It’s not all about engines…well, actually it is but is that bad?

As we start to thaw from our forced summer break in Formula 1, AUTOSPORT put the question to Mercedes technical boss, Paddy Lowe, regarding the teams dominance and if this was really down to the new power unit regulations.

According to Lowe, it isn’t just the new hybrid systems and F1 has not become, effectively, a series driven by the best power unit saying:

“These cars are about system performance, not individual elements,” Lowe told AUTOSPORT.

“It’s about how you put it all together.

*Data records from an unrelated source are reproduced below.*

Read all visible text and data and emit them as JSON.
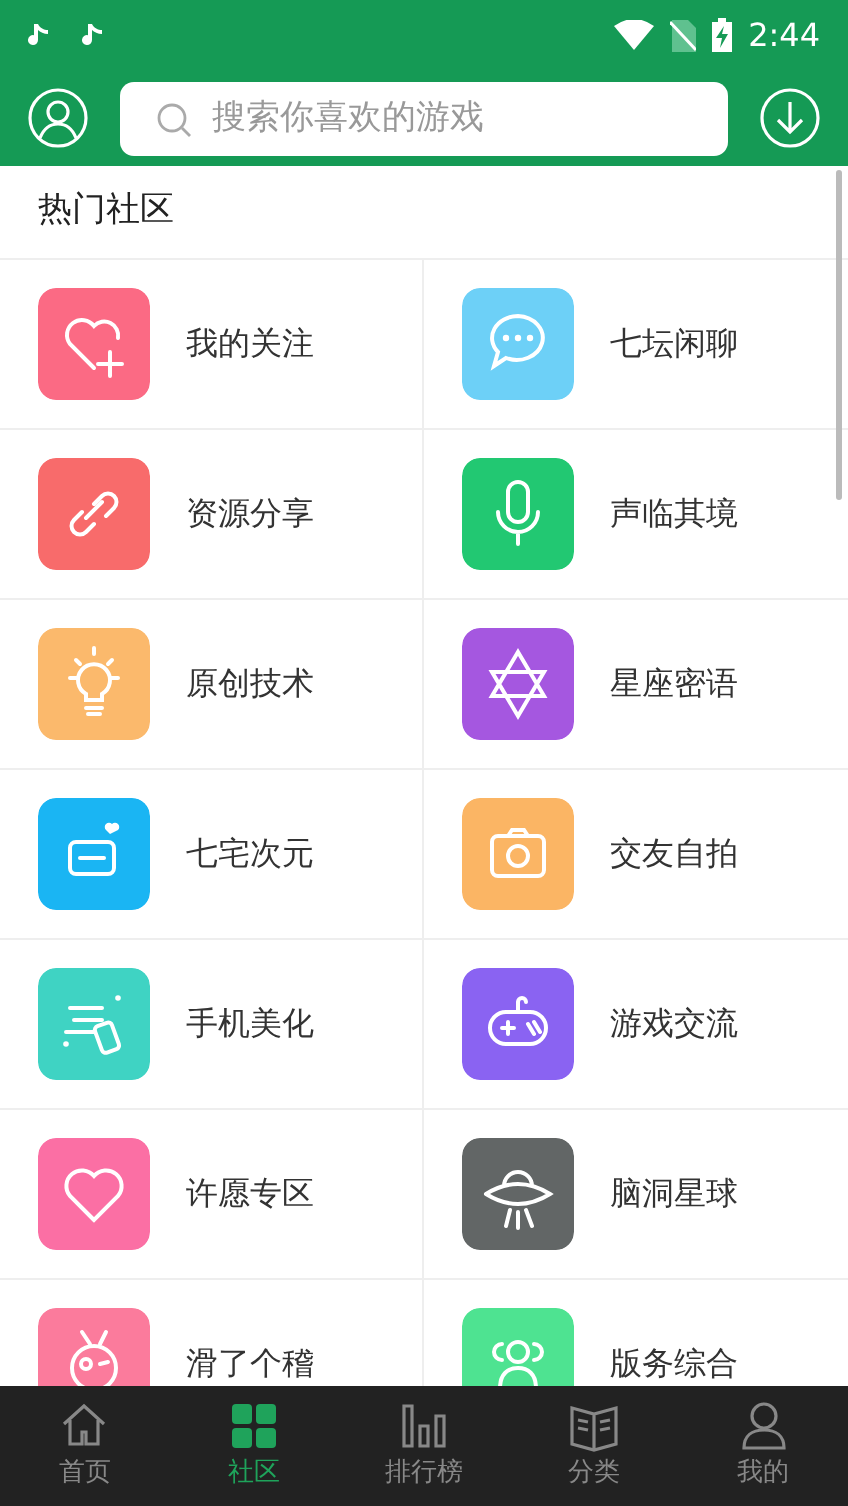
{
  "status_bar": {
    "time": "2:44"
  },
  "search": {
    "placeholder": "搜索你喜欢的游戏"
  },
  "section_title": "热门社区",
  "communities": [
    {
      "label": "我的关注",
      "color": "#fb6a84"
    },
    {
      "label": "七坛闲聊",
      "color": "#6dd0f7"
    },
    {
      "label": "资源分享",
      "color": "#f86b6b"
    },
    {
      "label": "声临其境",
      "color": "#22c872"
    },
    {
      "label": "原创技术",
      "color": "#fbb96c"
    },
    {
      "label": "星座密语",
      "color": "#a557e0"
    },
    {
      "label": "七宅次元",
      "color": "#1ab5f3"
    },
    {
      "label": "交友自拍",
      "color": "#fbb564"
    },
    {
      "label": "手机美化",
      "color": "#3fd3c3"
    },
    {
      "label": "游戏交流",
      "color": "#8a63f2"
    },
    {
      "label": "许愿专区",
      "color": "#fb6fa4"
    },
    {
      "label": "脑洞星球",
      "color": "#626666"
    },
    {
      "label": "滑了个稽",
      "color": "#fb7b9c"
    },
    {
      "label": "版务综合",
      "color": "#4ee391"
    }
  ],
  "tabs": [
    {
      "label": "首页",
      "selected": false
    },
    {
      "label": "社区",
      "selected": true
    },
    {
      "label": "排行榜",
      "selected": false
    },
    {
      "label": "分类",
      "selected": false
    },
    {
      "label": "我的",
      "selected": false
    }
  ]
}
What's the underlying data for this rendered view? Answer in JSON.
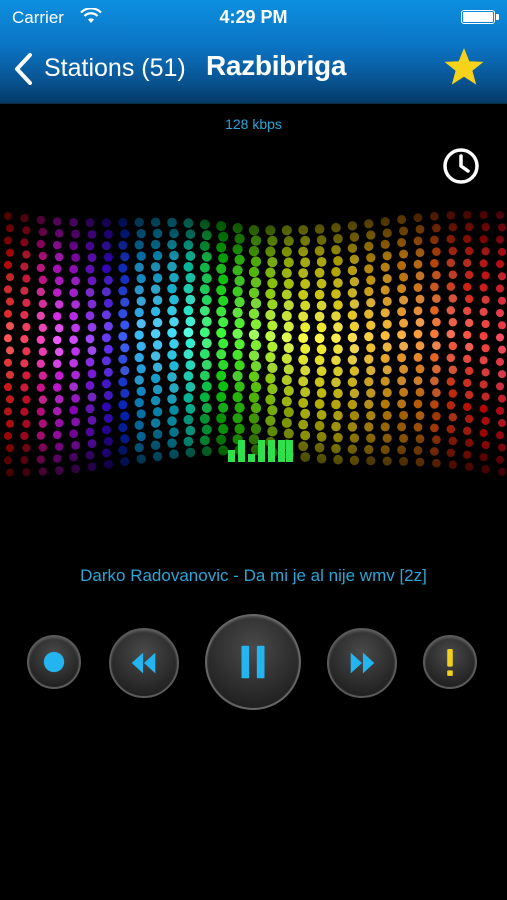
{
  "status_bar": {
    "carrier": "Carrier",
    "time": "4:29 PM"
  },
  "nav": {
    "back_label": "Stations (51)",
    "title": "Razbibriga"
  },
  "stream": {
    "bitrate": "128 kbps"
  },
  "now_playing": {
    "track": "Darko Radovanovic - Da mi je al nije wmv [2z]"
  },
  "controls": [
    "record",
    "rewind",
    "pause",
    "fast-forward",
    "alert"
  ],
  "colors": {
    "accent": "#2aa6d8",
    "nav_bar": "#0b74c4",
    "star": "#f7d21a"
  }
}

It’s the power unit, the efficiency of the power unit, the aerodynamics, and the manner in which they’re all put together.

“It’s the collective efficiency of that package from a power, aero and suspension point of view, as well as a weight point of view.

“Our car is very quick. There are other cars running that power unit that aren’t as quick, so it’s a whole system.”

Fair enough, I say, but let’s think about the reality of a non-Mercedes works team who has not had the best aerodynamics and chassis for several years on the trot—namely, Williams F1.

Is Williams a decent litmus test as to how elemental the engine/power unit has become in 2014? Williams were nowhere near Ferrari and Red Bull or even Lotus in 2012 or 2013 and now they are running at the sharp end of the grid.

The team has made management changes and perhaps we could suggest that what we are seeing is a better chemistry of what Lowe suggests—Power, Aero, software etc. Somehow, I am not quite ready to afford Williams the position of making moves that have made them better than Red Bull or Ferrari at this point so that leaves the engine/power unit as the main source of their new-found success.